A Simon Fraser University Faculty of Education student’s investigation of how our increasingly complex sound environments affect our learning and emotional/mental make-up has caught the ear of a federal research-funding agency.

The Social Sciences and Humanities Research Council has awarded Milena Droumeva a $75,000 Joseph-Armand Bombardier doctoral scholarship to apply her eight years of knowledge acquired at SFU to assessing the soundness of our multi-layered sound environment.

The Bulgarian-born doctoral student will tackle questions like: What is the relationship between the proliferating and overlapping sounds in our environment, and our notions of knowledge and learning? Are we learning our driving ourselves crazy?

Droumeva wants to help create a new body of knowledge that maps out the individual and collective attributes of sounds and listening stances in terms of their ability to stimulate or degrade learning.
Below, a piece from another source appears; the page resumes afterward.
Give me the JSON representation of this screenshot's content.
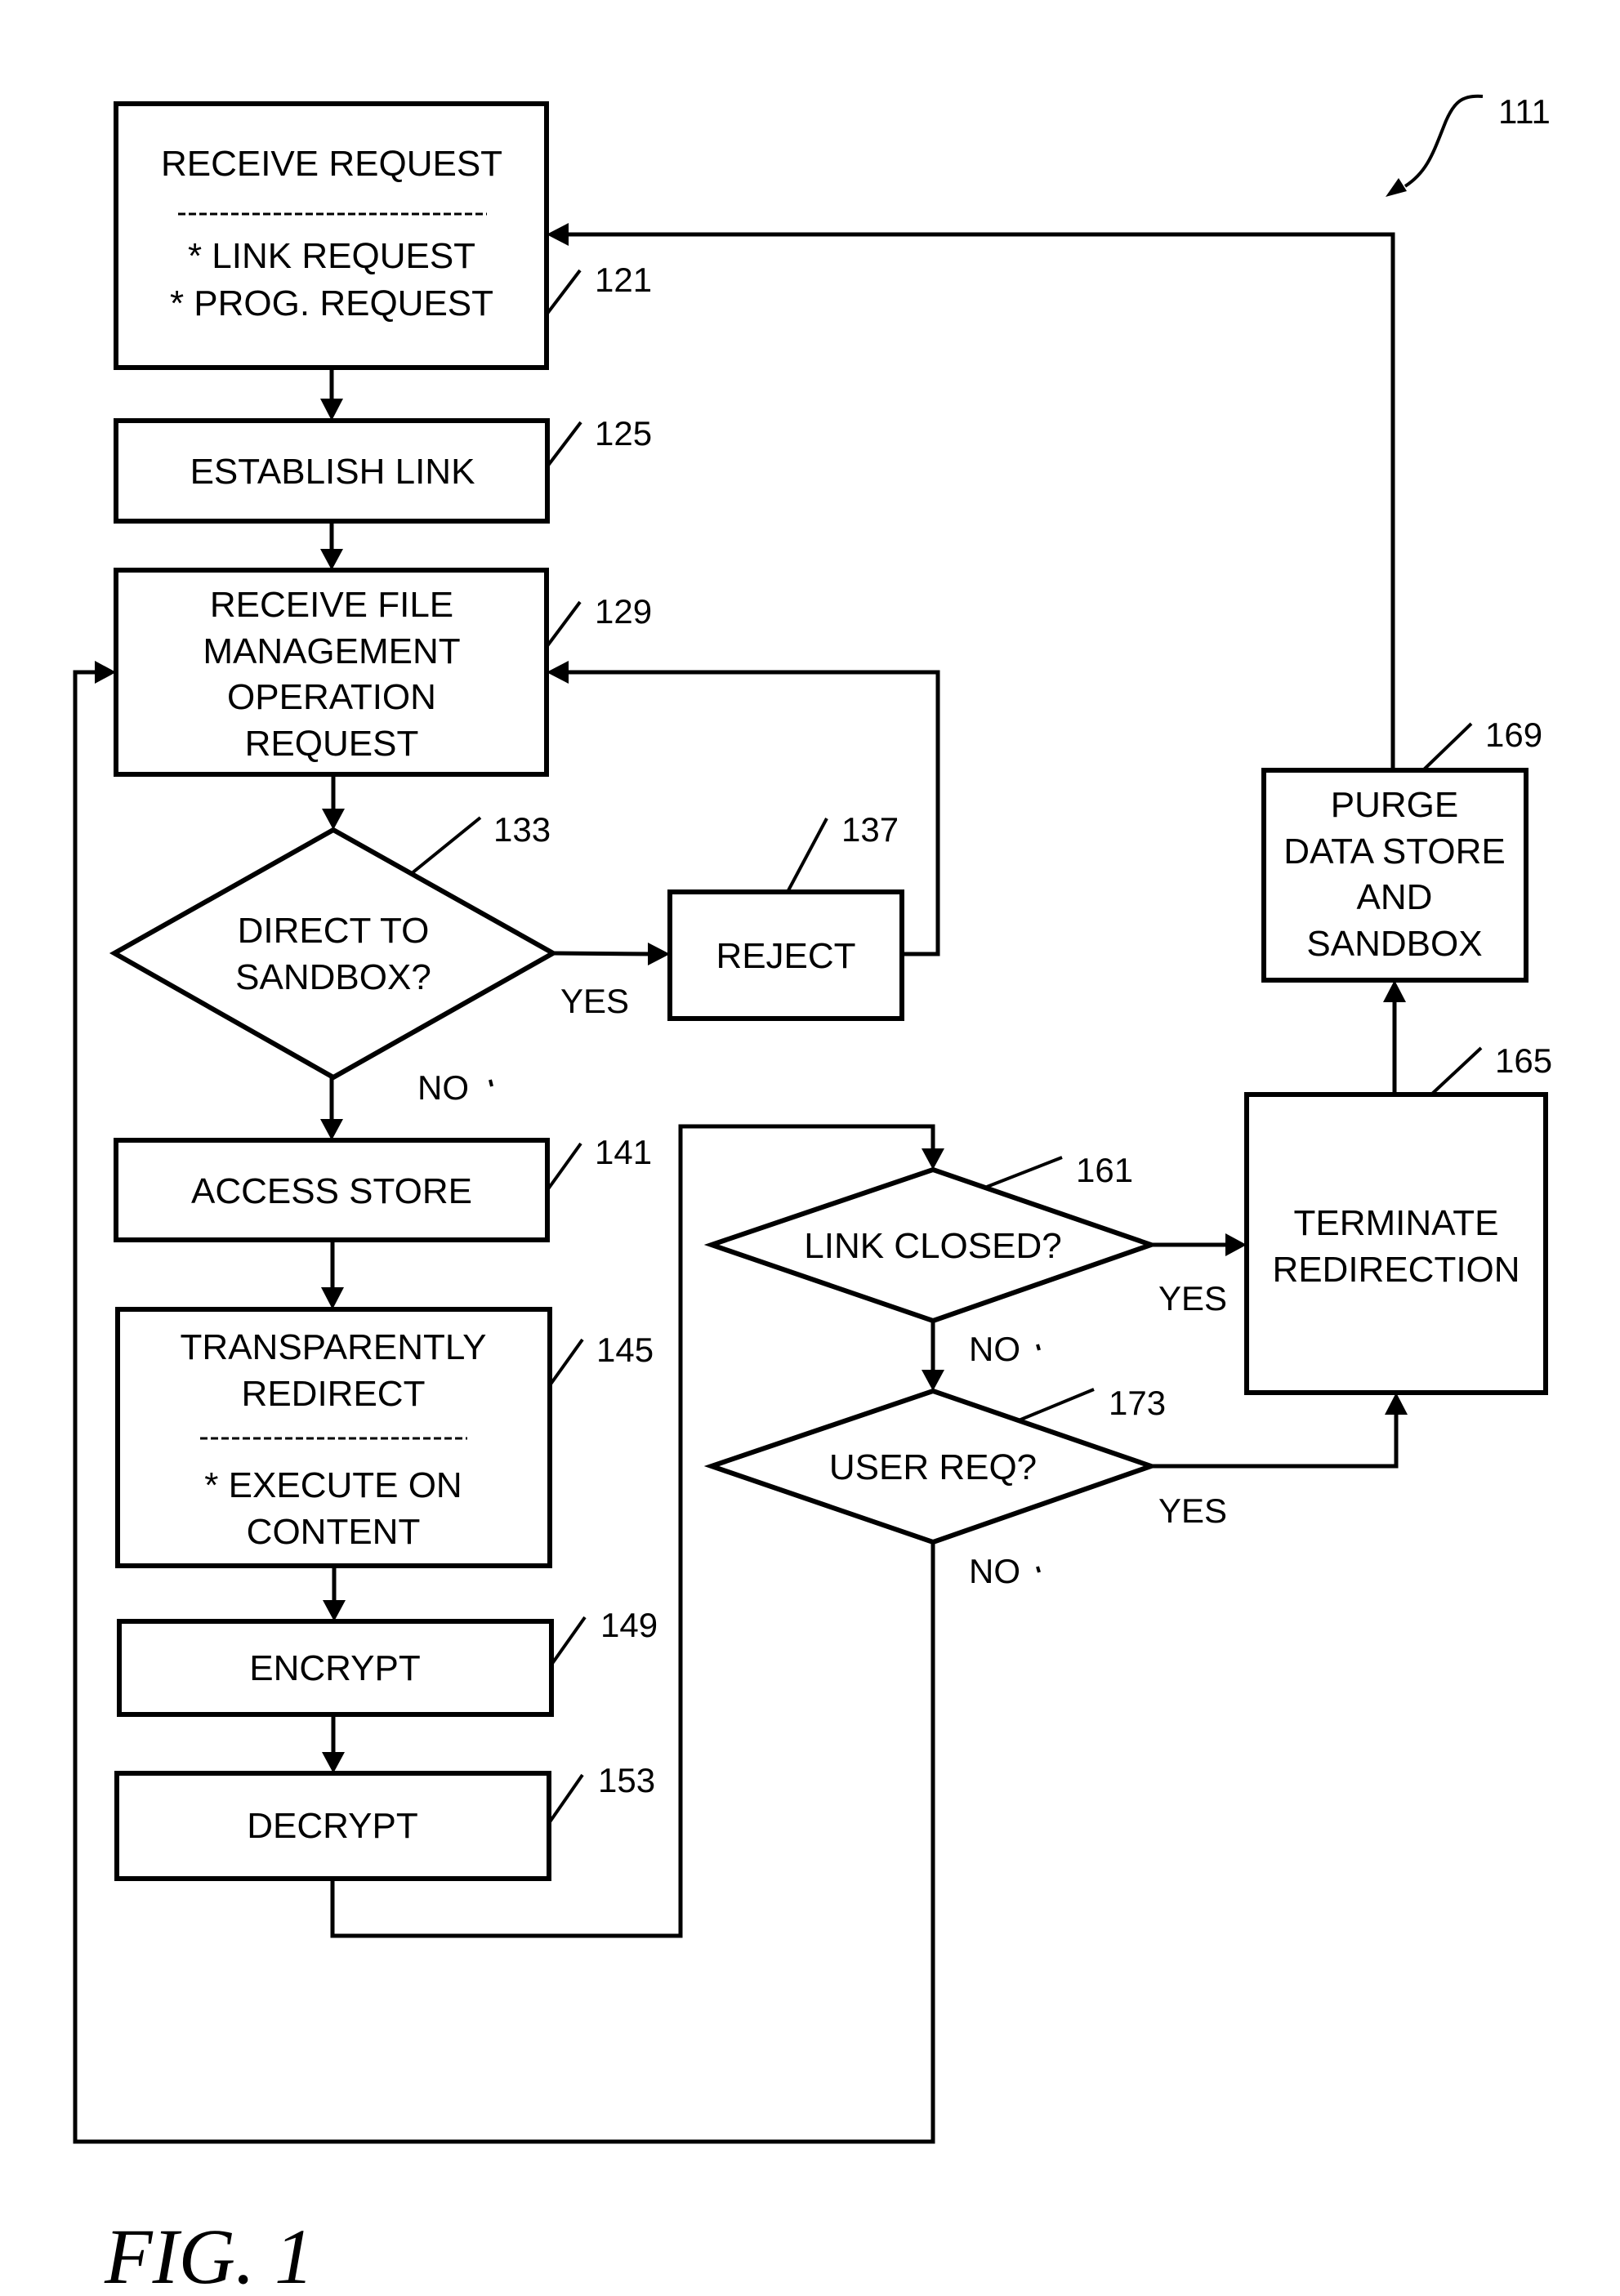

“Silence is becoming a privilege and not a right in our social-media savvy and technologically driven society,” says Droumeva, who transferred from Capilano College in 1999 to SFU to study how soundscapes affect people.

“We spend more and more time in artificial soundscapes, comprised of many sounds that are often, individually, intentionally designed to alert us, give us information, set mood, etc.,” says Droumeva. “Yet there is little research and analysis of them and no one has really looked at their combined effect on human attention, learning and well-being.”
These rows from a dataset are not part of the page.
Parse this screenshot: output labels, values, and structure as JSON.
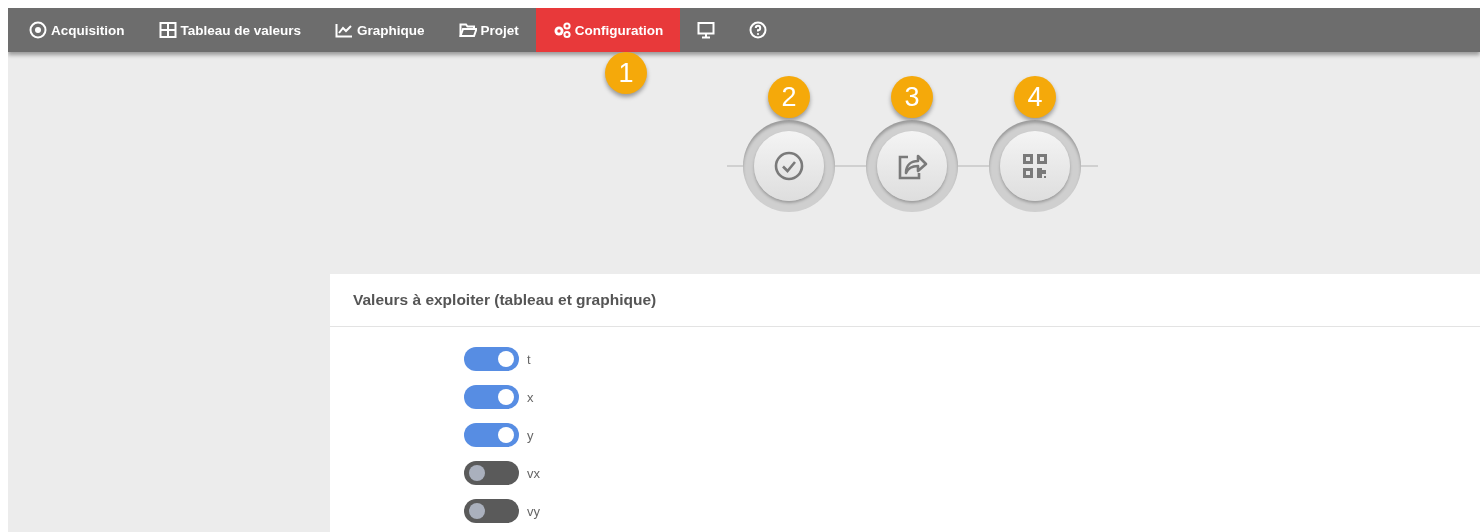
{
  "nav": {
    "items": [
      {
        "label": "Acquisition",
        "selected": false
      },
      {
        "label": "Tableau de valeurs",
        "selected": false
      },
      {
        "label": "Graphique",
        "selected": false
      },
      {
        "label": "Projet",
        "selected": false
      },
      {
        "label": "Configuration",
        "selected": true,
        "callout": "1"
      },
      {
        "selected": false
      },
      {
        "selected": false
      }
    ]
  },
  "steps": [
    {
      "callout": "2"
    },
    {
      "callout": "3"
    },
    {
      "callout": "4"
    }
  ],
  "panel": {
    "title": "Valeurs à exploiter (tableau et graphique)",
    "toggles": [
      {
        "label": "t",
        "on": true
      },
      {
        "label": "x",
        "on": true
      },
      {
        "label": "y",
        "on": true
      },
      {
        "label": "vx",
        "on": false
      },
      {
        "label": "vy",
        "on": false
      }
    ]
  }
}
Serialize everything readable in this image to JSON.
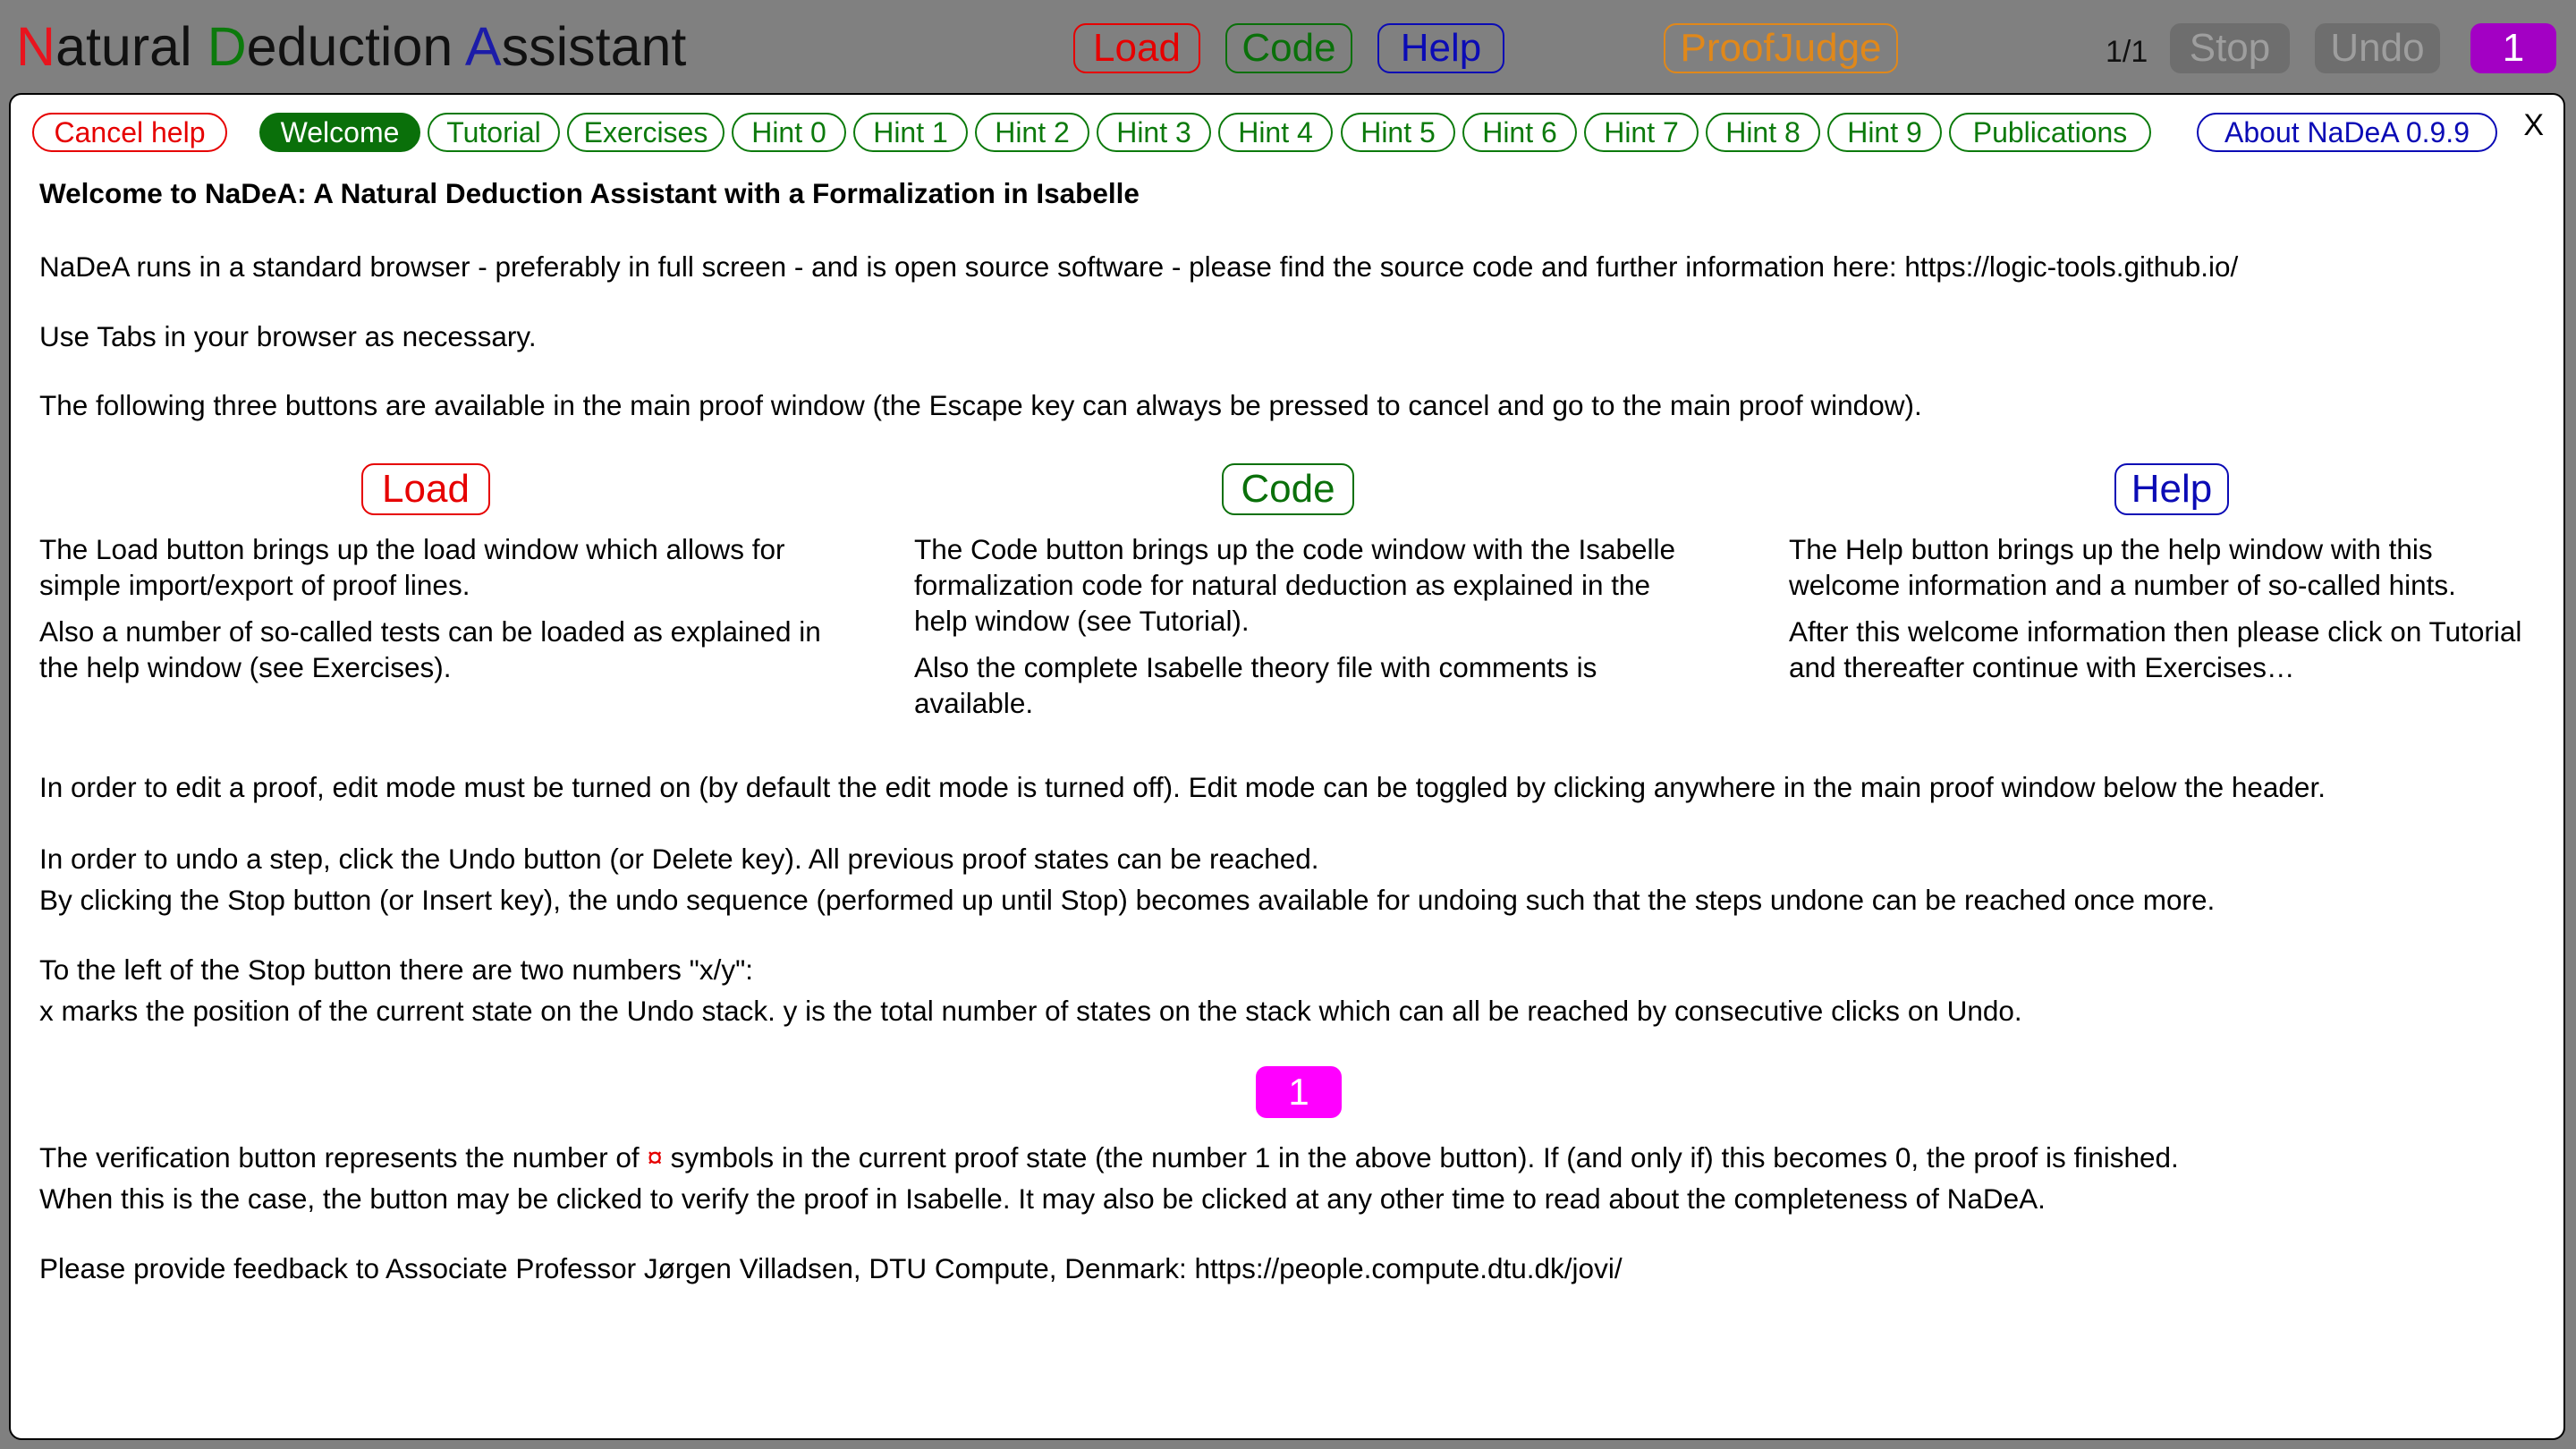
{
  "header": {
    "title_parts": [
      {
        "text": "N",
        "color": "#e8141e"
      },
      {
        "text": "atural ",
        "color": "#111111"
      },
      {
        "text": "D",
        "color": "#0c7a0c"
      },
      {
        "text": "eduction ",
        "color": "#111111"
      },
      {
        "text": "A",
        "color": "#1c1ca8"
      },
      {
        "text": "ssistant",
        "color": "#111111"
      }
    ],
    "load_label": "Load",
    "code_label": "Code",
    "help_label": "Help",
    "proofjudge_label": "ProofJudge",
    "state_counter": "1/1",
    "stop_label": "Stop",
    "undo_label": "Undo",
    "verify_label": "1"
  },
  "tabs": {
    "cancel": "Cancel help",
    "welcome": "Welcome",
    "tutorial": "Tutorial",
    "exercises": "Exercises",
    "hints": [
      "Hint 0",
      "Hint 1",
      "Hint 2",
      "Hint 3",
      "Hint 4",
      "Hint 5",
      "Hint 6",
      "Hint 7",
      "Hint 8",
      "Hint 9"
    ],
    "publications": "Publications",
    "about": "About NaDeA 0.9.9",
    "close": "X"
  },
  "welcome": {
    "heading": "Welcome to NaDeA: A Natural Deduction Assistant with a Formalization in Isabelle",
    "intro": "NaDeA runs in a standard browser - preferably in full screen - and is open source software - please find the source code and further information here: https://logic-tools.github.io/",
    "tabs_note": "Use Tabs in your browser as necessary.",
    "buttons_intro": "The following three buttons are available in the main proof window (the Escape key can always be pressed to cancel and go to the main proof window).",
    "columns": [
      {
        "button": "Load",
        "p1": "The Load button brings up the load window which allows for simple import/export of proof lines.",
        "p2": "Also a number of so-called tests can be loaded as explained in the help window (see Exercises)."
      },
      {
        "button": "Code",
        "p1": "The Code button brings up the code window with the Isabelle formalization code for natural deduction as explained in the help window (see Tutorial).",
        "p2": "Also the complete Isabelle theory file with comments is available."
      },
      {
        "button": "Help",
        "p1": "The Help button brings up the help window with this welcome information and a number of so-called hints.",
        "p2": "After this welcome information then please click on Tutorial and thereafter continue with Exercises…"
      }
    ],
    "edit_mode": "In order to edit a proof, edit mode must be turned on (by default the edit mode is turned off). Edit mode can be toggled by clicking anywhere in the main proof window below the header.",
    "undo_1": "In order to undo a step, click the Undo button (or Delete key). All previous proof states can be reached.",
    "undo_2": "By clicking the Stop button (or Insert key), the undo sequence (performed up until Stop) becomes available for undoing such that the steps undone can be reached once more.",
    "xy_1": "To the left of the Stop button there are two numbers \"x/y\":",
    "xy_2": "x marks the position of the current state on the Undo stack. y is the total number of states on the stack which can all be reached by consecutive clicks on Undo.",
    "verify_button": "1",
    "verify_1a": "The verification button represents the number of ",
    "verify_symbol": "¤",
    "verify_1b": " symbols in the current proof state (the number 1 in the above button). If (and only if) this becomes 0, the proof is finished.",
    "verify_2": "When this is the case, the button may be clicked to verify the proof in Isabelle. It may also be clicked at any other time to read about the completeness of NaDeA.",
    "feedback": "Please provide feedback to Associate Professor Jørgen Villadsen, DTU Compute, Denmark: https://people.compute.dtu.dk/jovi/"
  }
}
During her undergrad studies with Barry Truax, an internationally known electroacoustic composer in the Faculty of Communication, Art and Technology, Droumeva evaluated how noise pollution, specifically cell phones, affects people.

During her master’s studies as a charter student at SFU’s School of Interactive Arts and Technology in Surrey, Droumeva helped develop socio-ec(h)o, an interactive human puzzle game, to study how environmental sounds help people solve problems (see video below).

A frequent contributor to The Journal for the Canadian Game Studies Association, Droumeva has caught the eye of Mark Grimshaw, a well-published game-sound expert at the University of Bolton in the United Kingdom.

Grimshaw invited Droumeva to write a chapter for his new book Game Sound Technology and Player Interaction: Concepts and Developments, coming out in the new year.

Droumeva’s chapter looks at how our different listening stances, for example background, media or distracted listening, combined with our auditory expectations of popular media, such as film, have affected the evolution of game-sound environments.